AMPK can induce mitophagy by several mechanisms. One mechanism is the AMPK–ULK1 pathway. ULK1, a mammalian ortholog of the yeast kinase Atg1, is phosphorylated by AMPK during starvation-induced mitophagy in mammalian liver and C. elegans (36). Genetic deficiency in ULK1 or expression of phosphorylation-defective ULK1 with mutated AMPK phosphorylation sites leads to p62 accumulation and impairs mitophagy, but the role of p62 in this process was not further explored (36). In HepG2 cells, the activation of the AMPK–ULK1 pathway induces mitophagy to remove oxidative stress-damaged mitochondria (56). Phosphorylation of ULK1 by AMPK causes mitochondrial recruitment of ULK1 and initiates mitophagy, whereas ULK1 knockdown impairs mitophagy (56). p62 knockdown also impairs mitochondrial function and increases oxidative stress, presumably due to the failure of mitophagy (56). However, the supposed link between p62 and mitophagy was not experimentally tested. In both studies (36, 56), therefore, p62 was involved downstream of AMPK-ULK1 as a survival factor; however, the direct involvement of p62 in AMPK-induced mitophagy was not thoroughly examined. Hypoxia induces autophagic degradation of androgen receptor in prostate cancer cells via a concerted action of p62 and AMPK (57). Hypoxia promotes p62 phosphorylation on Ser-403 and thereby enhances its interaction with androgen receptor; this phosphorylation appears to require AMPK activity, although this conclusion was based only on the results of pharmacological inhibition of AMPK activity (57). Despite these reports, no biochemical evidence demonstrating direct AMPK-mediated phosphorylation of p62 in autophagy has been reported. To the best of our knowledge, our study is the first report on p62 phosphorylation directly by AMPK.

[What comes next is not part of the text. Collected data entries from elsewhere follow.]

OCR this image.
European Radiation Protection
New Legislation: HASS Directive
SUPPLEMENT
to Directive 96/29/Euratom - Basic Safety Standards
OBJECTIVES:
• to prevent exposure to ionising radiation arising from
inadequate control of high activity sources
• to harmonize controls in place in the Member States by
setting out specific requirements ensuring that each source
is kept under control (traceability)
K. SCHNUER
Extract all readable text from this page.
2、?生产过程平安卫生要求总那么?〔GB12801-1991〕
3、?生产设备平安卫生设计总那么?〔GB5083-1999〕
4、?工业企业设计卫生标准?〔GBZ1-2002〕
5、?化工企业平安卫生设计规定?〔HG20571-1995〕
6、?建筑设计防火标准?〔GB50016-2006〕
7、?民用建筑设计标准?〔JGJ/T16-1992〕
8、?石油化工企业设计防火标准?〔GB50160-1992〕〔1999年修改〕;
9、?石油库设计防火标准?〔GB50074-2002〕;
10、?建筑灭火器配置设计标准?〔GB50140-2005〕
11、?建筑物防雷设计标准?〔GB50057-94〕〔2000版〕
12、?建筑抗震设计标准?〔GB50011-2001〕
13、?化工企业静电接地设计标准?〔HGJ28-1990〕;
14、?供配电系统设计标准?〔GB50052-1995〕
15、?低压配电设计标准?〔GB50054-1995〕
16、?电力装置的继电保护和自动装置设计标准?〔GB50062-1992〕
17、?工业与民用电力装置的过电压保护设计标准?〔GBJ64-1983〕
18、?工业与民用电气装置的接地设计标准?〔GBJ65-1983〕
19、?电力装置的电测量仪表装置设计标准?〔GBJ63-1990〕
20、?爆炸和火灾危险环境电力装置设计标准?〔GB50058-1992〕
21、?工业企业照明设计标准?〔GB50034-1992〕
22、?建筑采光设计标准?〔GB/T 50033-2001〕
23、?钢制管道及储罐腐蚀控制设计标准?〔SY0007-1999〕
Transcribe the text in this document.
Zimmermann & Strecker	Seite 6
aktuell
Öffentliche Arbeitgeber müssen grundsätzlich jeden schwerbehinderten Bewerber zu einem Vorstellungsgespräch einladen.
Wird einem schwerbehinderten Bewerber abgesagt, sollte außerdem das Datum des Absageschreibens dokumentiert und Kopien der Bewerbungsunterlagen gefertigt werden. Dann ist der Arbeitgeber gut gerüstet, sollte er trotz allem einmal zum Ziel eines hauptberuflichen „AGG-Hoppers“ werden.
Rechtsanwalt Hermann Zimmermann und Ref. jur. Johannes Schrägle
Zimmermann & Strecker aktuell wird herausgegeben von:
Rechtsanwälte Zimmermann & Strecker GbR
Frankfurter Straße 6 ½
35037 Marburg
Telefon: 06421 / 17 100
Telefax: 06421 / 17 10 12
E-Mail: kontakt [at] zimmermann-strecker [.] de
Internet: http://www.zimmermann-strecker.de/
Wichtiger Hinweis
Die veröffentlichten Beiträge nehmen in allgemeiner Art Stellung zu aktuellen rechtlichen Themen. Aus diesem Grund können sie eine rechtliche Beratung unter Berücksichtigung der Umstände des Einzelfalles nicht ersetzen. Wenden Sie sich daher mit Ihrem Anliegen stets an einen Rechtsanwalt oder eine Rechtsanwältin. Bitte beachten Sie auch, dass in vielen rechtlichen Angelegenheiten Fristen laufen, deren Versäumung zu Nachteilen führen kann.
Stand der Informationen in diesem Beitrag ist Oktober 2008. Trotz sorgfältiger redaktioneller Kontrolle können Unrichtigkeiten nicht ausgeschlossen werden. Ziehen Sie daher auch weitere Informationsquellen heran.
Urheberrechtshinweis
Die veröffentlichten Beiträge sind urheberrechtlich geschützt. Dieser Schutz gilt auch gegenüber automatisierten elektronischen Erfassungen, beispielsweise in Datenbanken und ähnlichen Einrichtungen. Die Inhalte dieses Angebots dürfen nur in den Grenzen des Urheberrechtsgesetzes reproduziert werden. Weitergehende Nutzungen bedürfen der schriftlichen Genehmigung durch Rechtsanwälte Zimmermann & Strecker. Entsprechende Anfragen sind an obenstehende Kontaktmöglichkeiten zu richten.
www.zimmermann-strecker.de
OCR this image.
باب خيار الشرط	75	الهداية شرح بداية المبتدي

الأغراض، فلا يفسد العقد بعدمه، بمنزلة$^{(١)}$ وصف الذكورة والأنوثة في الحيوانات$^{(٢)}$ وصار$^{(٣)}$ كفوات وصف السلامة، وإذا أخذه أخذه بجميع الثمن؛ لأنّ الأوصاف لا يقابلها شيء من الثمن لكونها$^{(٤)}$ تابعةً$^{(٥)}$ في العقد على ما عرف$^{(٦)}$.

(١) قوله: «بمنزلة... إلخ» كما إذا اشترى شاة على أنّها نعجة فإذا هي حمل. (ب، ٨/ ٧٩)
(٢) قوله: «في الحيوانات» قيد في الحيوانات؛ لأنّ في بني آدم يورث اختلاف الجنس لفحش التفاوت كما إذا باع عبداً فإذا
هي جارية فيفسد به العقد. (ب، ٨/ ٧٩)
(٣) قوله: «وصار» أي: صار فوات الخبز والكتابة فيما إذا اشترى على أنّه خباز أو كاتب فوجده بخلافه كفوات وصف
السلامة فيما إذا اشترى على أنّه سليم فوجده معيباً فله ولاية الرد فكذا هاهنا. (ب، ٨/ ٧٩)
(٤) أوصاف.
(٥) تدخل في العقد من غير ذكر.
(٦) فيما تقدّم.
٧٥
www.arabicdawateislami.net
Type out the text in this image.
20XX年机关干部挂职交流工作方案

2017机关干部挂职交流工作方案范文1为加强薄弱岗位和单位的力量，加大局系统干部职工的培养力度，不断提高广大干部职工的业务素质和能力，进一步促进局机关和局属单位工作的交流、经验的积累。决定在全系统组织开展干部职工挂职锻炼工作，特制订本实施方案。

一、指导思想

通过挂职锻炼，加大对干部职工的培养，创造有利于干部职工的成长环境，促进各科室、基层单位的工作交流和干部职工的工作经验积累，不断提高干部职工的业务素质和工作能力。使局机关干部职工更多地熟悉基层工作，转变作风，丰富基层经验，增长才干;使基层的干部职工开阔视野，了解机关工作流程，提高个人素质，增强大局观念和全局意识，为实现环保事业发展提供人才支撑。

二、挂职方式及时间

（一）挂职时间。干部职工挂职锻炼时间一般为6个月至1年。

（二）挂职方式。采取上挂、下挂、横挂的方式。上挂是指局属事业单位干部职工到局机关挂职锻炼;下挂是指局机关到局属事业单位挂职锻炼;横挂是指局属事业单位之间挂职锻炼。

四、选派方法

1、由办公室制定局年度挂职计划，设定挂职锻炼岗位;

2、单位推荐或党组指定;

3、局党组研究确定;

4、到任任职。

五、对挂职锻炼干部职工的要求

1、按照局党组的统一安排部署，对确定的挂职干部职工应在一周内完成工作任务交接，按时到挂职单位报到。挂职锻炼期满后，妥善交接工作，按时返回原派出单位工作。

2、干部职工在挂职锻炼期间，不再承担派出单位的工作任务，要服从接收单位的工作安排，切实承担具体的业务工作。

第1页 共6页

Recently, the importance of p62 in mitophagy was questioned. In Parkin-mediated mitophagy, p62 was found to be required for the aggregation but not for the degradation of dysfunctional mitochondria (58, 59). Instead, NDP52 and optineurin served as autophagy receptors in PINK1/Parkin-mediated mitophagy (60). Therefore, p62 may be involved in the subcellular redistribution of dysfunctional mitochondria to promote their clearance but may be dispensable for their autophagic degradation in some cell types. By contrast, our results demonstrate the co-localization of phosphorylated p62 with mitochondria undergoing mitophagy, whereas phosphorylation-defective p62 abolishes mitophagy even under I(−) conditions. Therefore, our data support the hypothesis that p62 phosphorylated by AMPK, at least in part, mediates mitophagy in HCN cells upon insulin withdrawal (Fig. 8C). Interestingly, p62 phosphorylation by AMPK was not required for STS-induced apoptosis, highlighting the functional significance of AMPK-mediated phosphorylation of p62 in ACD. Collectively, our findings indicate that phosphorylation of rat/human p62 by AMPK on Ser-293/Ser-294 is necessary for ACD in I(−) HCN cells and define a new pathway linking mitochondrial homeostasis and ACD with cellular stress responses coordinated by the AMPK–p62 axis in neural stem cells.

The functional roles of mitophagy in cell survival and death can vary. Mitophagy is thought to be associated with cell survival and maintenance of cellular homeostasis because it removes dysfunctional and damaged mitochondria (61–63), which would otherwise produce reactive oxygen species and release cytochrome c and other proapoptotic proteins leading to cell death. In contrast, mitophagy can promote cell death under some pathological conditions (64). Our data suggest that AMPK–p62-driven mitophagy is a regulatory pathway through which autophagy serves as a cell death mechanism in HCN cells.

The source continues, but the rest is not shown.